The two will profit both from the benefits to their own constituencies and the publicity they will receive, which will turn the two of them into central figures to whom everyone will make a pilgrimage. Brosh will always be ready to enthusiastically support Eini's wage demands - in the public sector - and will object to any reforms, whether in the ports or the Israel Electric Corporation, the basis of Eini's power. And Eini for his part will provide Brosh with quiet in the private industrial sector, where the Histadrut has signed rather easy-going wage deals without strikes or labor sanctions.

Now Brosh and Eini have a practical mission. They want to prevent, via the economic-social council, the expected budget cuts. They know there is a small deviation in the 2008 budget, and a huge one in 2009 in all areas. But they do not want cutbacks. They want to expand the budget, which would be grossly irresponsible as well as completely ignorant of macroeconomics.
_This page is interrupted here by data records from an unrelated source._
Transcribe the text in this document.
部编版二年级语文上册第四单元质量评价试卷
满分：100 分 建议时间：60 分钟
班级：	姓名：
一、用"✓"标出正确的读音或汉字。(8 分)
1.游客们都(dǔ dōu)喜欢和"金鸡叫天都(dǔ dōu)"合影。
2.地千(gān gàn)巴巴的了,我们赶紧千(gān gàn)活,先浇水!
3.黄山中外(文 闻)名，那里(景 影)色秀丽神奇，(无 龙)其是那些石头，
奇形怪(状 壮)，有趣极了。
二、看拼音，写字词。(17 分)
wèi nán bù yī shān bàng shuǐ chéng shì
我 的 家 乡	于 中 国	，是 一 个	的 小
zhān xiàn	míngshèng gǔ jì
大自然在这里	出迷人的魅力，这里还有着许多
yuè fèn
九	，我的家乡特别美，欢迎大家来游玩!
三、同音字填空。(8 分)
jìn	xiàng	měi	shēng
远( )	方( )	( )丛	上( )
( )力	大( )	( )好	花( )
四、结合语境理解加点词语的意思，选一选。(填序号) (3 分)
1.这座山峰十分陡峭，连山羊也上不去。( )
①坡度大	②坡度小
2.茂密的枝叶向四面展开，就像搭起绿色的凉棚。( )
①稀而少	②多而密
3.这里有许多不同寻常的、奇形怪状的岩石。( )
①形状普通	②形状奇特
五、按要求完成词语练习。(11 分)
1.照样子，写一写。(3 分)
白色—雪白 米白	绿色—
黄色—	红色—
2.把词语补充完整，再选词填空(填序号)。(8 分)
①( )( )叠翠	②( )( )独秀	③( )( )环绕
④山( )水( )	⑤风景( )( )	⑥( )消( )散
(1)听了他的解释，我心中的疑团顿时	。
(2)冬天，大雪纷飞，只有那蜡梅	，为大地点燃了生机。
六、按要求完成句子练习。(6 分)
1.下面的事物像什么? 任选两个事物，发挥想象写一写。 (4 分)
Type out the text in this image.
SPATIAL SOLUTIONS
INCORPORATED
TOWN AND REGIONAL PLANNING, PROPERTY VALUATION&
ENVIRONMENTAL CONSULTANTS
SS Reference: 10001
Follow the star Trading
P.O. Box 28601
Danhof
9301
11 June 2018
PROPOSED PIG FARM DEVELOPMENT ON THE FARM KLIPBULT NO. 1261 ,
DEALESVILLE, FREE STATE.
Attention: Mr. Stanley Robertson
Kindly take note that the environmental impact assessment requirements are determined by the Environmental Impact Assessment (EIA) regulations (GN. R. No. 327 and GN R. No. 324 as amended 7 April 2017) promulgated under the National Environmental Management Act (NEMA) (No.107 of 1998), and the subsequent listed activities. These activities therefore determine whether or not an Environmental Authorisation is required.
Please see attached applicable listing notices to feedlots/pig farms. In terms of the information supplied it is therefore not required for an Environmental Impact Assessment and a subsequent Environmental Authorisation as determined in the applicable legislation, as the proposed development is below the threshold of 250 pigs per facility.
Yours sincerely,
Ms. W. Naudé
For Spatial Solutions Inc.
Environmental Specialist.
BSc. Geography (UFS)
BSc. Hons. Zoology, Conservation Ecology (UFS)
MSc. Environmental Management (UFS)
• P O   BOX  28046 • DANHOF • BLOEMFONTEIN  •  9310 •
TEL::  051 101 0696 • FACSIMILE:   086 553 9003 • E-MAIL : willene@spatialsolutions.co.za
The two want to increase subsidies to industry, and exports and wages in a large and varied number of ways - while at the same time lowering income taxes, VAT and corporate taxes. These are "growth-building steps" according to Brosh and Eini. But the truth is they are "disaster-building steps" for the Israeli economy.

Because if there is one thing that is still barely maintaining economic stability and growth, it is budgetary responsibility, which Bar-On is hanging onto by his teeth. If that disappears, the economy will be hit by a financial storm, lowered ratings, rising interest rates, lower growth and higher unemployment. And the public will not complain about Brosh and Eini, but about Bar-On and Ehud Olmert.

It is not only Brosh and Eini who are behind the bewildering idea to establish the council. Ra'anan Dinur, the director general of the Prime Minister's Office, and Manuel Trajtenberg, the head of the National Economic Council, are also supporters. They want to put the treasury in its place and limit its authority, by transferring the power to themselves.

Establishing the economic-social council is a certain recipe for paralysis when difficult decisions need to be made. But even if Brosh and Eini have veto power, it will be impossible to make essential budget cuts and implement the necessary reforms in the air and sea ports, in water and sewage systems, in communications, the electric corporation, and the Lands Administration - and the economy will fall into dangerous stagnation.

All alone in the fight against Brosh and Eini is the finance minister. His stand is important and brave. Bar-On knows that establishment of the council would be a danger to democracy and the economy. We can only hope that this time he will teach Brosh and Eini that the treasury is not the eternal sucker.